A church and association in northeastern North Carolina have agreed to commit more than $60,000 to neighboring churches as a way to help churches in the area “ServeNC.”

As churches make preparations for the statewide initiative ServeNC in early August, a church and association in northeastern North Carolina have agreed to commit upwards of $60,000 to neighboring churches as a way to encourage churches in the region to “ServeNC.”

According to James Harrington, pastor of Fellowship Baptist Church in Moyock, his church has agreed to give $1,000 to any neighboring church that needs financial assistance to complete service projects for ServeNC, with a total pledge of up to $60,000 to neighboring churches.

In addition, Fellowship Baptist’s association, the Chowan Baptist Association, has agreed to give nearly $8,000 to churches that may need financial support to accomplish ServeNC, which will be taking place Aug. 3-10 throughout North Carolina. The statewide initiative encourages churches to find ways to meet physical needs and engage their communities through service projects.

Harrington hopes this funding will be of benefit to churches that have been interested in participating in ServeNC, but have yet to commit because of a potential financial burden. 

“My hope is that some (churches) will say, ‘Well, if they’re willing to do that, then maybe we could serve coffee or go clean up somebody’s yard,’” Harrington said. “$1,000 would go a long way for some of these churches.”

According to Harrington, the church and association’s financial assistance has been made available to churches within the Chowan Baptist Association, as well as other associations that operate nearby. Churches in the area were made aware of the funding opportunity in a letter sent earlier this month. 

For Fellowship Baptist, the decision to establish this fund for neighboring churches came after a season of growth within the church. After experiencing an increase in baptisms and giving over the past couple of years, Fellowship Baptist recognized that God may be leading the church to utilize its growth as a way to serve others.

“With a little more money than we’ve had in the past, and being in pretty good shape, I don’t think the Lord would be pleased with us … to just sit and not utilize that money for some kind of ministry,” Harrington said.

Fellowship Baptist wasn’t the only one to recognize the need to support other churches.
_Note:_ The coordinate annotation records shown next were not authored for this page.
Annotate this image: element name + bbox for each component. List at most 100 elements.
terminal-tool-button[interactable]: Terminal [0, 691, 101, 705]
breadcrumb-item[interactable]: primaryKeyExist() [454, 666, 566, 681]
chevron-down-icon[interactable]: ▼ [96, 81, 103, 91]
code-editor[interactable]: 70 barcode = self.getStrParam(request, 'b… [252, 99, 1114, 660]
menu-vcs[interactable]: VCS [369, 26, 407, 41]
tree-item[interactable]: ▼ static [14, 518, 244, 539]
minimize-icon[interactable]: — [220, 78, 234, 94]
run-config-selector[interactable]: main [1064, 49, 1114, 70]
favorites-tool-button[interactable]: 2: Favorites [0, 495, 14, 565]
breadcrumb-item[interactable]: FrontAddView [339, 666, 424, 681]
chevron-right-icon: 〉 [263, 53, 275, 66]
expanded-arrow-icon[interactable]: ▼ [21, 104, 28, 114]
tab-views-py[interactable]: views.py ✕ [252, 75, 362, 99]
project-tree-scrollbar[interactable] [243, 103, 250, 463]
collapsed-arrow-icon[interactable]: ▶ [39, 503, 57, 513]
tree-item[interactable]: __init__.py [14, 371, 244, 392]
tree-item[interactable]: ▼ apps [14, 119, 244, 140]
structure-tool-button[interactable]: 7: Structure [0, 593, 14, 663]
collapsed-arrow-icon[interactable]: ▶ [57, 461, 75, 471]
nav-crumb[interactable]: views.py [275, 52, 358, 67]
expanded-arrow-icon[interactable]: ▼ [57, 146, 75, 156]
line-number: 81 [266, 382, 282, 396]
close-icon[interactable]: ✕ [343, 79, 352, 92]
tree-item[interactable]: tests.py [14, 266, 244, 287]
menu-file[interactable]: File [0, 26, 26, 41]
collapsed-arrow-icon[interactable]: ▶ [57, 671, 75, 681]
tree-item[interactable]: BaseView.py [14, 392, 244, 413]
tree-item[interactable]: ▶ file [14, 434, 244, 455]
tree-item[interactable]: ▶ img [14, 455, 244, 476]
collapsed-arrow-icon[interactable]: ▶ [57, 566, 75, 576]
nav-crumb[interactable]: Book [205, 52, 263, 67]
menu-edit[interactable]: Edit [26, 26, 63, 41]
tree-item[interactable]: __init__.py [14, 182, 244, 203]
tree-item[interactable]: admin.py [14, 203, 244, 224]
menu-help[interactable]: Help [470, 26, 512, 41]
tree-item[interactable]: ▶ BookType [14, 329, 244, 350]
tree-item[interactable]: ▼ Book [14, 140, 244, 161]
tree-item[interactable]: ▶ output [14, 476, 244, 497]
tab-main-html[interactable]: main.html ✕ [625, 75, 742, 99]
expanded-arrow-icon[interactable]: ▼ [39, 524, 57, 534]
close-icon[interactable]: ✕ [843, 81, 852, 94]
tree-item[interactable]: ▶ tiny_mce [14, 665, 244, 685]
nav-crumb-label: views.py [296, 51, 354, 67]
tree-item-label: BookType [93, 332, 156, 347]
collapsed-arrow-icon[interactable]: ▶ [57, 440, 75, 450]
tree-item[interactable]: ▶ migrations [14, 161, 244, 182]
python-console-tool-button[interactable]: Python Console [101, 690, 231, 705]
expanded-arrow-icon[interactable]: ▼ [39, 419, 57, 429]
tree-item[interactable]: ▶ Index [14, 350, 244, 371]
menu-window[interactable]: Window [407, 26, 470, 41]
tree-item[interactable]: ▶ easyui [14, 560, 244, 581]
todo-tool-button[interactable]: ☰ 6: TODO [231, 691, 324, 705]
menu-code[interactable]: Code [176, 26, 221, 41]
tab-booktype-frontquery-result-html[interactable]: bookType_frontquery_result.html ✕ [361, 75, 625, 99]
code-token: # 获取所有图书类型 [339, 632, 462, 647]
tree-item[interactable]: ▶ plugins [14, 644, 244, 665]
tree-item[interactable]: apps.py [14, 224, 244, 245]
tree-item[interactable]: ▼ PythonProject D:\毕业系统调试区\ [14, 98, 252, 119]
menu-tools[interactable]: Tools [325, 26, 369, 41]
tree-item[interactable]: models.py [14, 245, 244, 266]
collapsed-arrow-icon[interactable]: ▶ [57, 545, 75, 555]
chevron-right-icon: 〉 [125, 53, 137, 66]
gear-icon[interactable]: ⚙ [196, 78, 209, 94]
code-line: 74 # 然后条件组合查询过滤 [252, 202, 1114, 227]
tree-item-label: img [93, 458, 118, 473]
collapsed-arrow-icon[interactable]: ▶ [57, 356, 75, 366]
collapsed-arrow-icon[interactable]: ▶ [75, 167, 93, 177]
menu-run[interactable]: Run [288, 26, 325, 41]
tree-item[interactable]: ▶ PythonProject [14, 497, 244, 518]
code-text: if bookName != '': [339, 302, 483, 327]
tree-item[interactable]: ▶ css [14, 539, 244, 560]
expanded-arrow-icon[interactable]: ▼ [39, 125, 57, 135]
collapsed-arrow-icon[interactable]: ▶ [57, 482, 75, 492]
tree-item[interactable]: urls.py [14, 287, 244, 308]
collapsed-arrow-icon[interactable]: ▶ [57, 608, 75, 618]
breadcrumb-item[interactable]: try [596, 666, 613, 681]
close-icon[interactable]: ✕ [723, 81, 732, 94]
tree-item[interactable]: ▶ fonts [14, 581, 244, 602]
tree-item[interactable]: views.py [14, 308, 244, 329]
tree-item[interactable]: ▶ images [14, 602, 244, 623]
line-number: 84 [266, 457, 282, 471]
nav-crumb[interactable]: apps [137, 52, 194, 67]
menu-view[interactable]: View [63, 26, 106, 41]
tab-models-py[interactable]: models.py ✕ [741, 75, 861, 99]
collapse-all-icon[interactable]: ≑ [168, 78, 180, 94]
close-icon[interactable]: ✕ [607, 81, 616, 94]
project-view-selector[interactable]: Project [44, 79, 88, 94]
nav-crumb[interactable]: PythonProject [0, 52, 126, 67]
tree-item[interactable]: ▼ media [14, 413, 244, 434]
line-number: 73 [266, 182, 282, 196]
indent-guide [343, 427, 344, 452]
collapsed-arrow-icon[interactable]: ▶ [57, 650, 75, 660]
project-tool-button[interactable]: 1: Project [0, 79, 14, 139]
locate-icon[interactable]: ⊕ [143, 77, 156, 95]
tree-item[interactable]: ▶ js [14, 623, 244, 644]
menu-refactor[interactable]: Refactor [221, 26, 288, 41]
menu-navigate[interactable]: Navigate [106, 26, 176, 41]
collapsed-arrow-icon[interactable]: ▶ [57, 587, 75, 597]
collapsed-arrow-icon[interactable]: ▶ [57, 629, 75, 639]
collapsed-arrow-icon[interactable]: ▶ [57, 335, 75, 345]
After the church committed funding to neighboring churches, Harrington, who serves as the associational mission strategist for the Chowan Baptist Association, shared the church’s plans with the associational leadership team. 

After discussion, the associational leadership team collectively agreed to make additional contributions to churches needing support, using mission funds available through the North Carolina Missions Offering.

“So there are two resources now that our associational churches have,” Harrington said. 

As of Thursday, April 25, nearly 800 churches from across the state have pledged to participate in ServeNC. Harrington hopes his neighboring churches will join others across the state, taking advantage of both the funding and the initiative as they look to serve as a light in their communities. 

“If you ask any church, ‘Do you want to grow?’ Of course they’re going to say yes,” Harrington said. “If you want to grow, you’ve got to go.”